Recently, I was reading about how Raj Subramaniam is navigating one of the most challenging times for global logistics. The CEO of FedEx inherited a heavy legacy when he took over in 2022—not only to run a company with $90 billion in annual revenue but also to follow in the footsteps of Fred Smith, the founder who revolutionized the industry over 50 years ago.



What’s interesting is that Smith passed away recently, in June, leaving Subramaniam without the direct guidance of the man who built FedEx from scratch. But what caught my attention most is how Subramaniam is interpreting the change. Smith always told him: if you don’t like change, you’ll hate extinction. And he definitely needs that mindset now.

This year has been brutal for logistics. The tariffs on April 2—what the White House called “Liberation Day”—hit hard. At least 10% on imports, up to 50% for Chinese products. FedEx’s stock dropped 20% out of nowhere. By September, projections showed tariffs would cut operating profits by a billion dollars.

But here’s where Raj Subramaniam showed real adaptability. As trade between China and the U.S. contracted, he saw something others might have overlooked: Chinese exports to other Asian countries were growing. Trade between Asia and Latin America was also accelerating. Global patterns were reordering in real time.

Subramaniam began positioning FedEx in emerging markets. Vietnam, Malaysia, Thailand, India. This year, they launched direct cargo flights between Guangzhou and Penang—a critical hub for semiconductors. They invested $11 million in a 100,000-square-foot logistics facility there. New routes to Bangkok, Hanoi, Taipei. New operations in Thailand and Indonesia. They even partnered with Olive Young, the K-beauty chain, to support its international expansion.

What I find remarkable is the speed. McKinsey estimates that one-third of global trade routes could be restructured by 2035. Subramaniam is moving pieces now, not waiting.
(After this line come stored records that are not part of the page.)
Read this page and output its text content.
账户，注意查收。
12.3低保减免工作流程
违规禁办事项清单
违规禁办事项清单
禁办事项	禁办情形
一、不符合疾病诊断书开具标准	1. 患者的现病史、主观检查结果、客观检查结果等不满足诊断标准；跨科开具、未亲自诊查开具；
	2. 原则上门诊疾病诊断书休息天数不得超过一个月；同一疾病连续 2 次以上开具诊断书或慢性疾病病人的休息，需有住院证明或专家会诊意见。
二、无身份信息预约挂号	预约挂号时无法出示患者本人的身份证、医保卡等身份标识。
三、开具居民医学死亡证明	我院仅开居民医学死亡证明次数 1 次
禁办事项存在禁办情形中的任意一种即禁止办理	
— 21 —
FedEx’s stock recovered. It rose more than 50% from April’s lows. By the end of 2025, it was up 3%, though still below the S&P 500. But between March and November, revenue grew 3.3% to $67.9 billion, and profits increased 14% to $3.4 billion. Cost-cutting measures worked.

Curiously, Subramaniam’s path to FedEx was accidental. He’s from India, came to the U.S. for graduate school. His roommate missed an interview at FedEx, so he went instead—just hoping to secure a green card. He told the interviewers the truth about his immigration status. They hired him as an analyst in Memphis 30 years ago. He never left.

That’s what sets him apart. While Smith focused on pure global expansion, Subramaniam balances international growth with operational efficiency. He’s merging ground and air operations, spinning off FedEx Freight, and adapting to what investors expect by 2026.

At 58, Raj Subramaniam has a clear philosophy: people will always want to trade and travel. There’s no turning back. What has changed is where that trade happens and how it gets there. And he’s positioning FedEx to be in the right place when it does.